Mark laughed. 'I suppose he will,' he said. 'You know, I still think this is the most insanely generous deal I've ever heard of.'

'He was worth it, Mark.'

'I bet he would have taken less. If you're ever tempted to make another deal like this one, Bryce, please talk to me first.'

'It won't happen again. But I needed him right then. I wasn't working, it was going on too long, it was going to hurt the career, the reputation. He's worth the money, Mark, because the truth is, if it weren't for Wayne,
Two Faces in the Mirror
would not exist.'

'And you're sure of him.'

'What do you mean?'

'Well, I know he's a friend of yours,' Mark said, 'and he's a nice guy, I like him—'

'Uh huh.'

'But what about the future? I mean, he isn't going to come along some day and claim that book is
his,
is he?'

'Absolutely not,' Bryce said. 'I know I can trust him on that, Mark. I trust him absolutely on that.'

'Well, you usually know what you're doing,' Mark said. 'I'll call him now, give him the good news.'

Bryce hadn't asked this before, and it really wasn't any of his business, but he suddenly wanted to know: 'What's your arrangement with Wayne, anyway? I mean, you're handling his finances now, right?'

'It's essentially the same deal I have with you,' Mark told him. 'That's what he asked for, and that's what he'll get. I assume he'll have further income to back it up.'

'Oh, I'm sure he will,' Bryce said, and it wasn't till after he'd hung up that he realized he'd forgotten to talk to Mark about the apartment.

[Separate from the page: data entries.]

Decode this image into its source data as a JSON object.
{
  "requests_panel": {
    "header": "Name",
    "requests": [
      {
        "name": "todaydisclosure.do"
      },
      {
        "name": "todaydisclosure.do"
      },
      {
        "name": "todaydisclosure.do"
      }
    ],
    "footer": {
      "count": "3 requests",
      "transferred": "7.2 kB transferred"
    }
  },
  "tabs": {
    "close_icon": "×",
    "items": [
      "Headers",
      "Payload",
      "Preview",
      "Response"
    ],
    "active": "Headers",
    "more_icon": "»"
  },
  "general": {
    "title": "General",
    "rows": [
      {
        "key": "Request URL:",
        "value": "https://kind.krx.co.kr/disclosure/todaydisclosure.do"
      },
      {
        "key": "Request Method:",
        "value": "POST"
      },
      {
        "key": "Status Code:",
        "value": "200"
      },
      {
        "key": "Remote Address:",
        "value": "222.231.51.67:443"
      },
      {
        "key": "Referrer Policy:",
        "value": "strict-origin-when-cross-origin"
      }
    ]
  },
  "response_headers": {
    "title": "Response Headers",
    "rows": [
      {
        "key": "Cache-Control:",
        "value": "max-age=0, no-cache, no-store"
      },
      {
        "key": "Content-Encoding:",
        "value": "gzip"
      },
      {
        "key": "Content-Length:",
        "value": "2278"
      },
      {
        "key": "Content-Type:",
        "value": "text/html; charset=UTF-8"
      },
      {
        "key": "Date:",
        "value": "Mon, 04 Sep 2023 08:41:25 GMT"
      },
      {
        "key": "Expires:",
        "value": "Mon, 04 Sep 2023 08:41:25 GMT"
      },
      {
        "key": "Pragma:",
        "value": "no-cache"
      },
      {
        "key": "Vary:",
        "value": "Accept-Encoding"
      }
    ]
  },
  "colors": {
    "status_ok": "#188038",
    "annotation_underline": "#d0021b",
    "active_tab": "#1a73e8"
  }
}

Well, he knew what that meant. That meant he wasn't going to keep the apartment. Not negotiate a lease, not live there, fifteen stories up, all alone. He'd move his furniture, what he wanted, up here, throw the rest away. Most of it he wouldn't want anyway; Lucie'd picked it all out. It was hers.

 

 

The phone call and the decision about the apartment, if that really was the decision, had left him restless, so that afternoon he drove to Brenford, the gourmet grocery store in this part of Connecticut, the place where you went for New York-style foods you couldn't get in a supermarket. At New York-style prices, too. There were things Bryce could only get at Brenford, the coffee he liked, a salmon dip, some other things, and it had been a while since he'd gone there.

Early Thursday afternoon in midwinter and the parking lot at Brenford's was half full, mostly of Jeep Cherokees and Toyota Land Cruisers and the like, with here and there a Volvo or a Saab or a BMW like Bryce's.

When all else failed, it was pleasant to receive this occasional reassurance, these visual signals that one is not alone, one belongs to a tribe, and one is firmly in the territory controlled by that tribe. The license plates were more than half Connecticut, the rest New York and a few Massachusetts. In summer there were New Jersey plates as well, but one knew they were not real courtiers, but merely bumpkins visiting the court.

The shopping carts came in two sizes, plus small hand-carried baskets for those who weren't really serious. Bryce compromised with a smaller-size cart, and the glass door slid out of the way as he approached, greeting him with a puff of warm air smelling vaguely like a bakery.